At the heart of the dispute: freedom. In fact, the players even had a motto – “No freedom, no football” – to bluntly express their reason for striking. Their goal was to eliminate the so-called “Rozelle Rule,” which limited player movement following the expiration of their contracts.

In addition to eliminating the “Rozelle Rule,” the player also sought the elimination of option clauses, the abolishment of the entry draft and waiver system, guaranteed payment of salaries, as well as impartial arbitration for all disputes. These were rather bold demands for a players association still in its infancy following the merger between the AFL and NFL in 1970.

Much to Marcum’s relief, on August 11 the NFLPA declared a temporary, two-week end to the strike. This “cooling-off period” would supposedly allow for more substantive discussions to resolve the strike.

From his perspective, this at least meant the guaranteed participation in the game by a few veteran players. The “super-relieved” Marcum had faced the unappealing prospect of promoting a game between rookies and assorted journeymen players hoping to land a job. He optimistically predicted a crowd of 40,000 for the game, even though only 28,000 had been sold up to that point.

Maybe he had reason for optimism. After all, the Tampa Bay area had done so well turning out for the 12 previous exhibition games put on at Tampa Stadium since 1968. The local enthusiasm and interest in pro football had paid dividends earlier in the year when the NFL awarded Tampa with its 27th franchise.

As the week leading up to the game on August 17 progressed, however, it became more apparent that the game would have few established players as participants. Many of the Many of Baltimore’s veteran players were told by General Manager Joe Thomas not to bother showing up until the team returned to Baltimore on Sunday. For his part, Cleveland owner Art Modell at least promised to field a “representative team.”

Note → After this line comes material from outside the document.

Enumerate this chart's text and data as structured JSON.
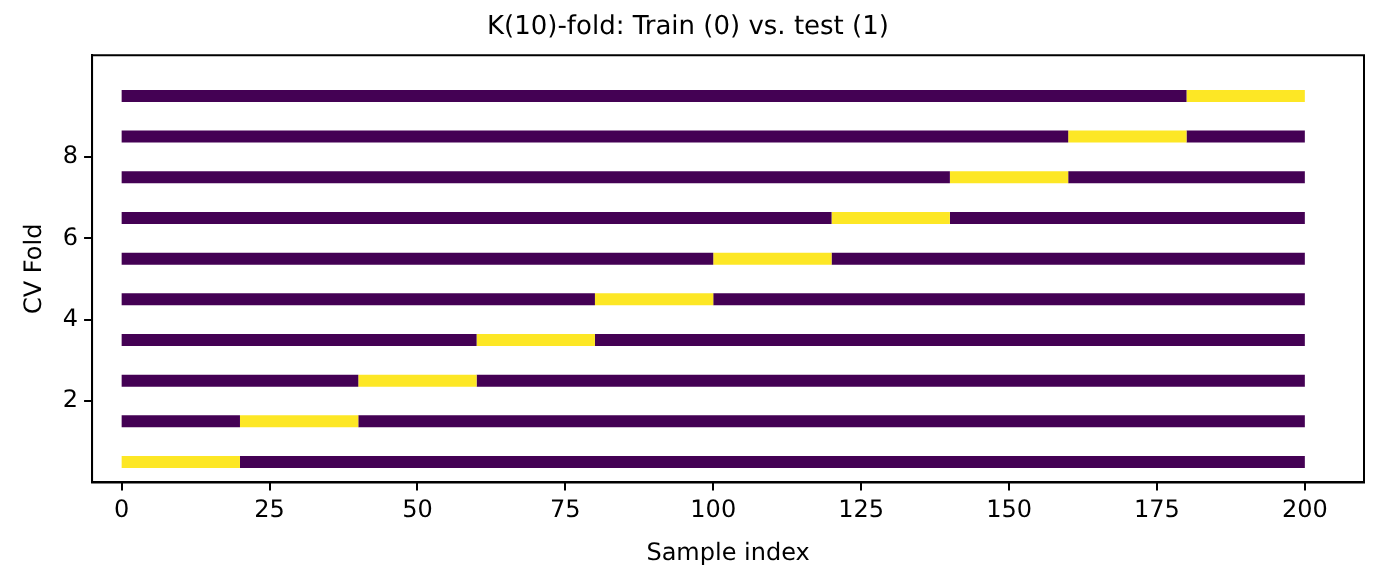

The team that represented Cleveland that night, however, turned out to be pretty awful. On a hot and humid night in front of a less-than-expected crowd estimated at 23,000, the Colts whipped up on the Browns to the tune of 37-3.

One of Baltimore’s veterans who didn’t stay home, starting quarterback Marty Domres, scored two first quarter touchdowns to essentially put the game out of reach as Cleveland fielded a lineup almost exclusively comprised of rookies.

As exhibition games go, this one proved to be an utterly forgettable affair, and those who turned out yet again validated the NFL’s decision to award this area a franchise.
Little could anyone imagine, however, that this game might be considered an all-time classic compared to what they would see from their own team, the Buccaneers, starting two years later in 1976.